Archibald John Motley Jr. created this portrait of his 80-year-old grandmother, Emily Sims Motley (1842–1929), in 1922. Born enslaved by the Kittredge family, Emily lived through the Civil War on a sugar plantation in Louisiana. In 1894, she and her family settled in Chicago, where her son—the artist’s father—worked as a Pullman porter on regional trains.
Archibald Motley graduated from the School of the Art Institute of Chicago in 1918. At the time he completed this painting, he lived on the South Side of Chicago with his parents, his sister and nephew, and his grandmother. In Portrait of My Grandmother, Emily wears a white apron over a simple blouse fastened with a heart-shaped brooch. She looks directly at the viewer (and at her grandson, as he was in the process of painting this portrait). With sympathetic honesty, Motley acknowledged his grandmother’s age, detailing the hollows under her eyes and her delicately wrinkled chin. Her hands, marked by age and manual labor, rest on her lap. Motley has taken special care to note Emily’s gold wedding ring.

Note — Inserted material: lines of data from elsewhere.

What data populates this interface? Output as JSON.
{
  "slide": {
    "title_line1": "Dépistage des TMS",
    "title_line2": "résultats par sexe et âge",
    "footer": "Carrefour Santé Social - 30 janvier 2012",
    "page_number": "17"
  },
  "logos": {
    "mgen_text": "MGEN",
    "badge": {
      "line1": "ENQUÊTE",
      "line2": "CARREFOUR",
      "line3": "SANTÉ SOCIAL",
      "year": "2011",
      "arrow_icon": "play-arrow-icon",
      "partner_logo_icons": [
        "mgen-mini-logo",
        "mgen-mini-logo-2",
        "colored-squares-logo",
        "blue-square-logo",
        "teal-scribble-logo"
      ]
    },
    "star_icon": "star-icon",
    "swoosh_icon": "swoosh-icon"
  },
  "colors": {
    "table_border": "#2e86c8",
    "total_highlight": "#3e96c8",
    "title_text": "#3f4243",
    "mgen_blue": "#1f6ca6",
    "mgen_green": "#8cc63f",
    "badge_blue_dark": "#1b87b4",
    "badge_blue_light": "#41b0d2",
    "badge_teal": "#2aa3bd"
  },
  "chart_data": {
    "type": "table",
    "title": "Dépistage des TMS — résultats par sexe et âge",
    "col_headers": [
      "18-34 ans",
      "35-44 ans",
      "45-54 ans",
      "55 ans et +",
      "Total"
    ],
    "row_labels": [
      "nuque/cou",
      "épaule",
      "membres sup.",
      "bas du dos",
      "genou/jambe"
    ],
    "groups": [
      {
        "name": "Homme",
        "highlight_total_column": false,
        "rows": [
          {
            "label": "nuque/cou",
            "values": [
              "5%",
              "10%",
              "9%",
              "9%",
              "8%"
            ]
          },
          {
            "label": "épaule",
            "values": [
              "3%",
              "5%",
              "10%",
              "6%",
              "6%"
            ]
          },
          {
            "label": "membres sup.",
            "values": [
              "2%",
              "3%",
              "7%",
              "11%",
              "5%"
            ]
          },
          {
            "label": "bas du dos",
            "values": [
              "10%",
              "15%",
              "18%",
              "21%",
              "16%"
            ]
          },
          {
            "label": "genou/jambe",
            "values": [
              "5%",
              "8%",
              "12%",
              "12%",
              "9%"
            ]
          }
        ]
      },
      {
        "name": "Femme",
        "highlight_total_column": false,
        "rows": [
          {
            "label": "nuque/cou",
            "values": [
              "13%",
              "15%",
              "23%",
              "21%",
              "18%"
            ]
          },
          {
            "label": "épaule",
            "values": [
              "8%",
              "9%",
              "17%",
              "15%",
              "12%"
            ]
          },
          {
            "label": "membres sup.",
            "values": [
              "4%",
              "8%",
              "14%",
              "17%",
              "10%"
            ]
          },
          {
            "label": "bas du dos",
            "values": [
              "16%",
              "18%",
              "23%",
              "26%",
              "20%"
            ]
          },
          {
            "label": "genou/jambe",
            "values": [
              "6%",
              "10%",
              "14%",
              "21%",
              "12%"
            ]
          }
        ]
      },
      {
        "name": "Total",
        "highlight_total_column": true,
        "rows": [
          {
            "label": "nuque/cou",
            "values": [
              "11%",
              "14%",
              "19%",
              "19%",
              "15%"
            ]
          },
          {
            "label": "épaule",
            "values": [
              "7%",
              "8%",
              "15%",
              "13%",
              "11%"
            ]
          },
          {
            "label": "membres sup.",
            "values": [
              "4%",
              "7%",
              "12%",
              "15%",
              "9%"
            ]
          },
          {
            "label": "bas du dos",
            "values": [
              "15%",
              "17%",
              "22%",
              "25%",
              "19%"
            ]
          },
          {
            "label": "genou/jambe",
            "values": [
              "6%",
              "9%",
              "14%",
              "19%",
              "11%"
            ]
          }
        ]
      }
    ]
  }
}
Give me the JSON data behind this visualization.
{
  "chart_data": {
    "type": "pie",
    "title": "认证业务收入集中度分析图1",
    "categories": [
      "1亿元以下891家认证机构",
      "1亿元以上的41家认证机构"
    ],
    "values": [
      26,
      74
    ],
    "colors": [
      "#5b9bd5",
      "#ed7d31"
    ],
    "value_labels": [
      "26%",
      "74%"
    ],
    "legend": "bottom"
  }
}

Bolstered by a pared-down setting and simple backdrop, much of the composition is dominated by a single color, white. Motley expertly differentiates between varying shades: the slightly sheer sleeves of her blouse, the brighter white tie of her apron, and the touches of white in her hair. Behind Emily, her slender shadow is a quiet, ghostly presence against the soft white wall.
Motley’s art studio and his grandmother’s bedroom were on the top floor of the family home. At the end of each day, the artist lovingly carried his elderly grandmother up the stairs to her room. Motley’s portrait of the family matriarch is both truthful and dignified, commanding yet understated.